Les commentaires au soir de l’élection, laissent à penser que la campagne des législatives sera menée par le mouvement de la majorité présidentielle sur cette plateforme, sans laisser place à des compromis d’avant-scrutin.

Bien que les sondages créditent le mouvement du Président d’au moins la majorité relative, celui-ci pourrait bien devoir trouver des alliances pour mettre en œuvre son projet. La formation d’une grande coalition – bien qu’inédite sous la Vème République – ne peut donc pas être exclue.

Sur le plan européen, la levée successive des hypothèques populistes aux Pays-Bas et en France a contribué à renforcer la confiance des investisseurs dans l’euro. Les élections allemandes de l’automne – au regard des sondages récents et des dernières élections régionales – ne présentent certainement pas le caractère aussi tranché que les deux précédentes.
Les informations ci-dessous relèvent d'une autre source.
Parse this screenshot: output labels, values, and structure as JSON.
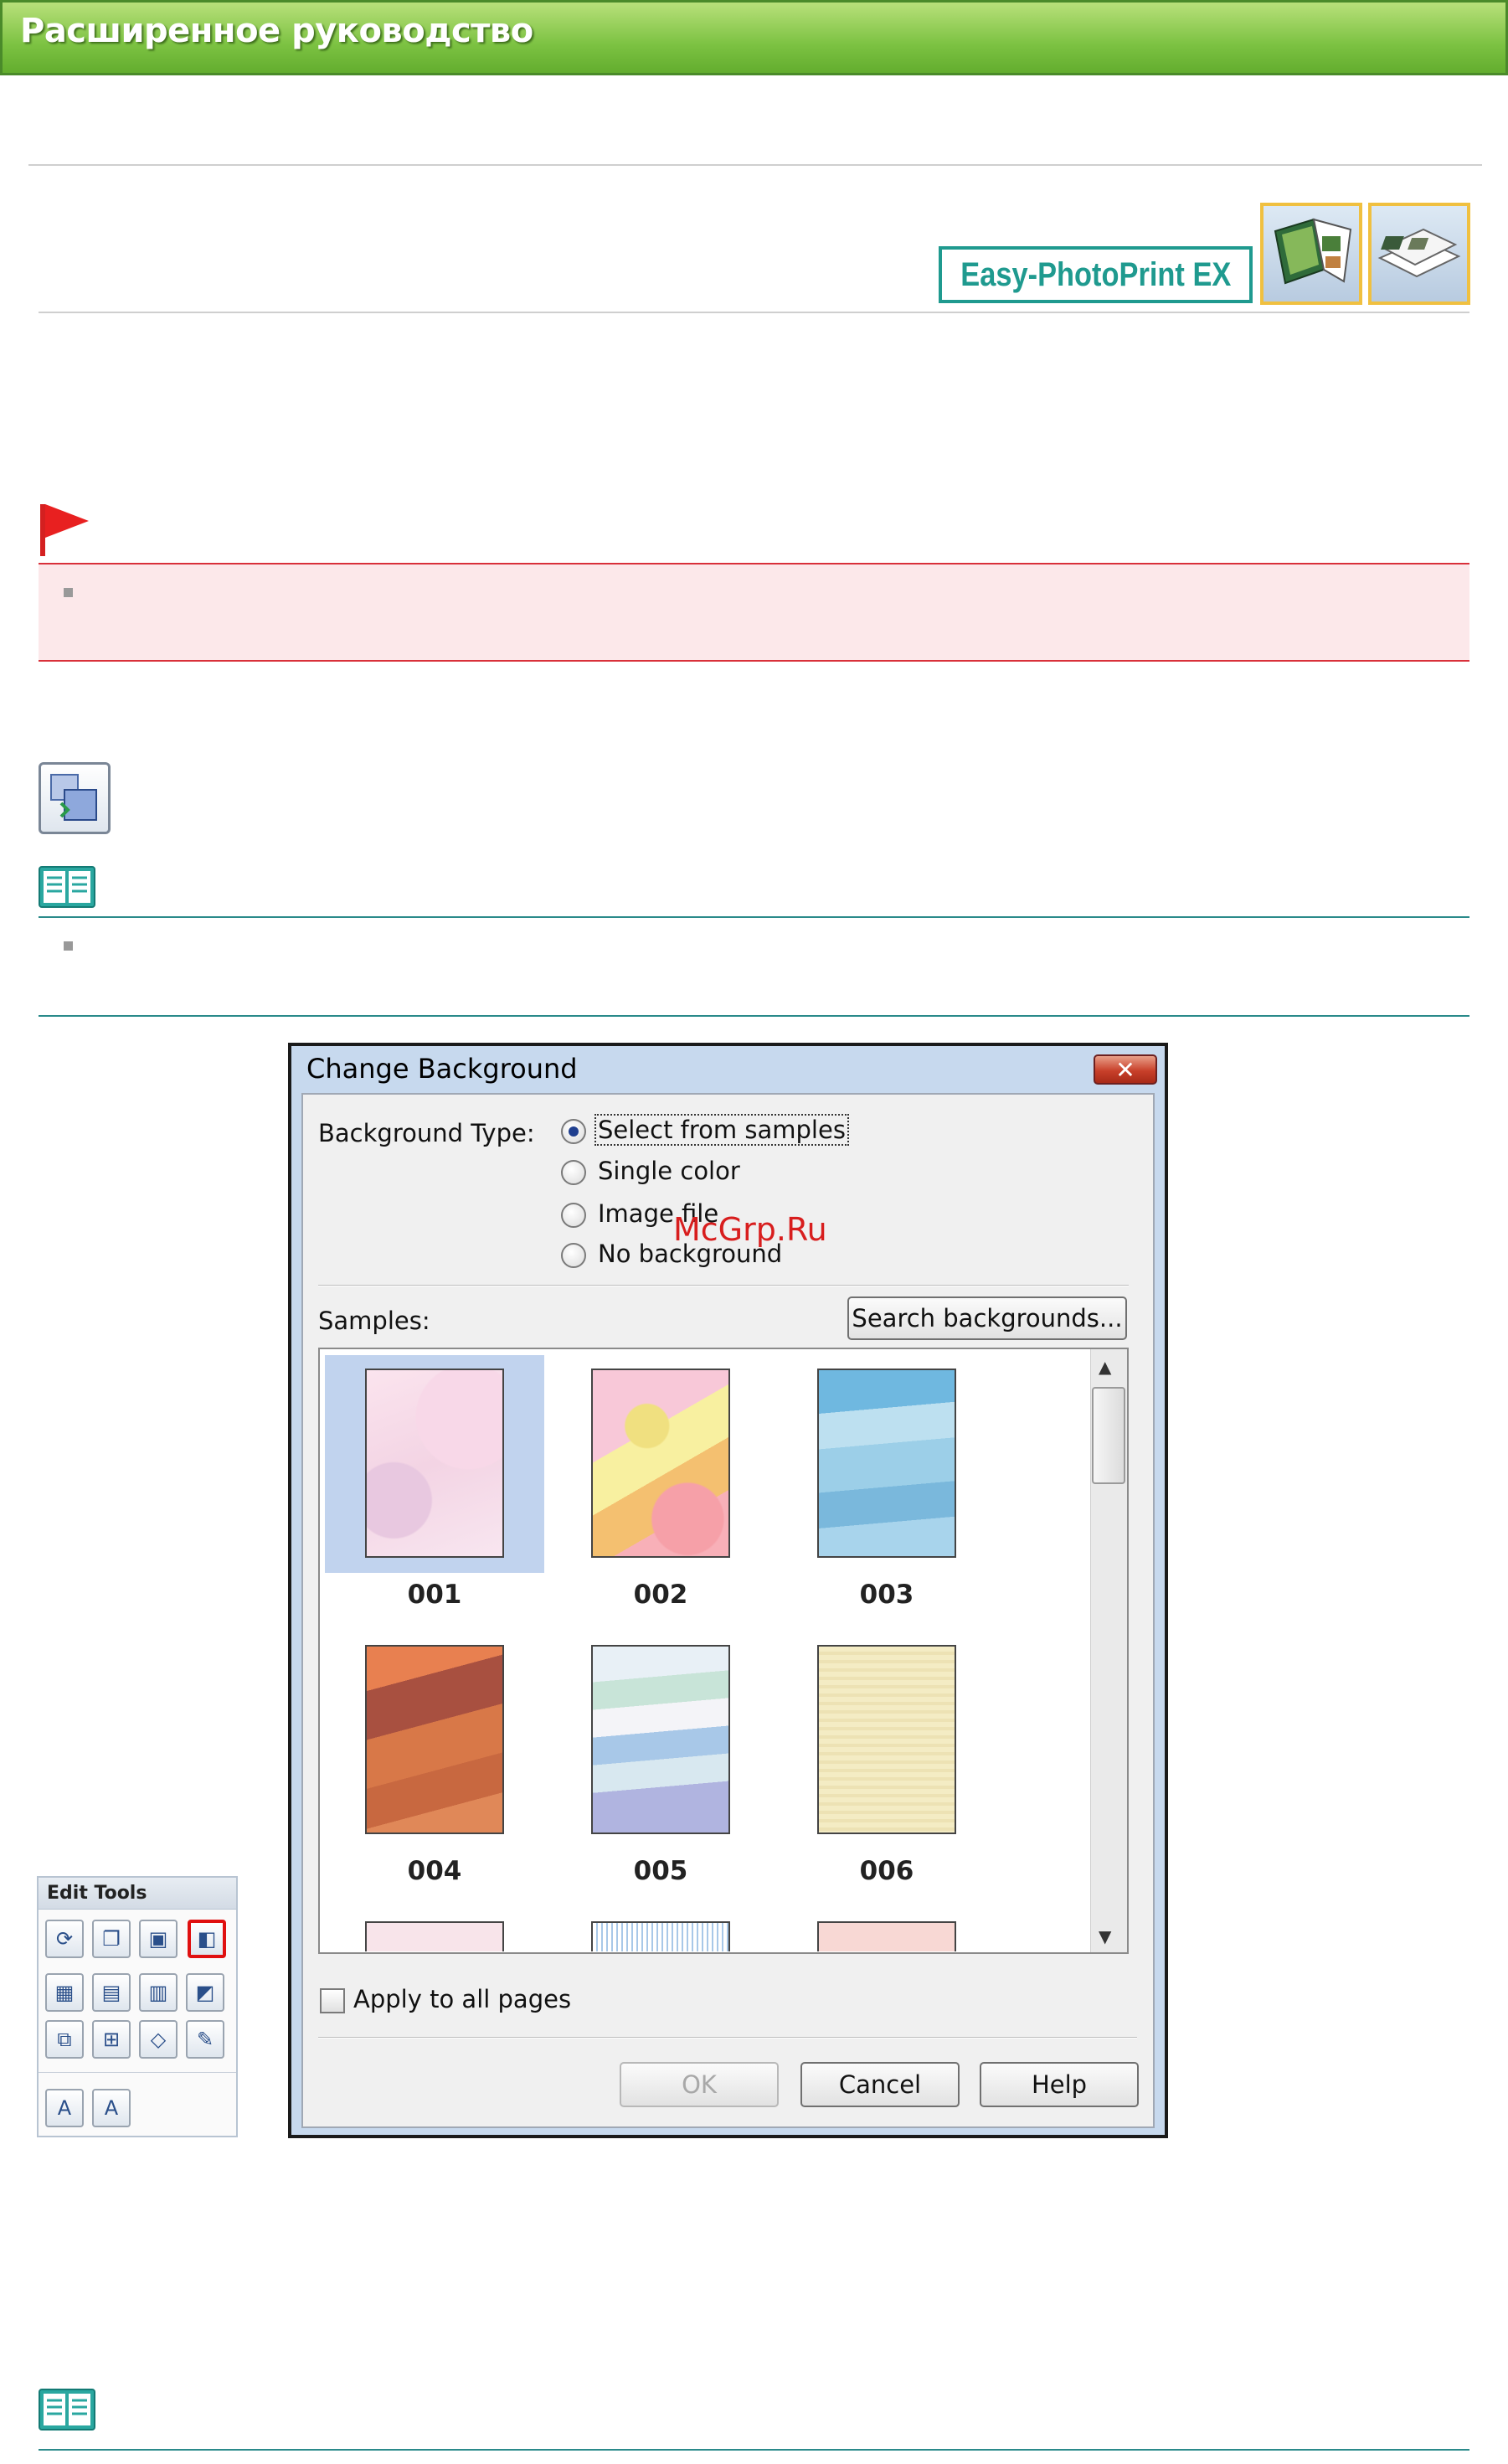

Reste à venir au plus tard au printemps 2018, les élections législatives italiennes. Bien qu’ayant perdu le référendum de novembre, le réformiste Matteo Renzi a regagné la tête de son parti et conduira sa coalition. Son programme économique réformiste – en partie mis en œuvre en 2014 avec le Job act – rejoint sur les principes, celui du Président Macron en donnant la priorité à la levée des rigidités du marché du travail et la réduction des dépenses publiques dans le cadre du projet européen.

Nous pensons que la France et l’Italie seront les prochains pays à engager les réformes, réalisées avant eux par leurs voisins européens, afin de revitaliser la croissance et réduire le chômage de masse.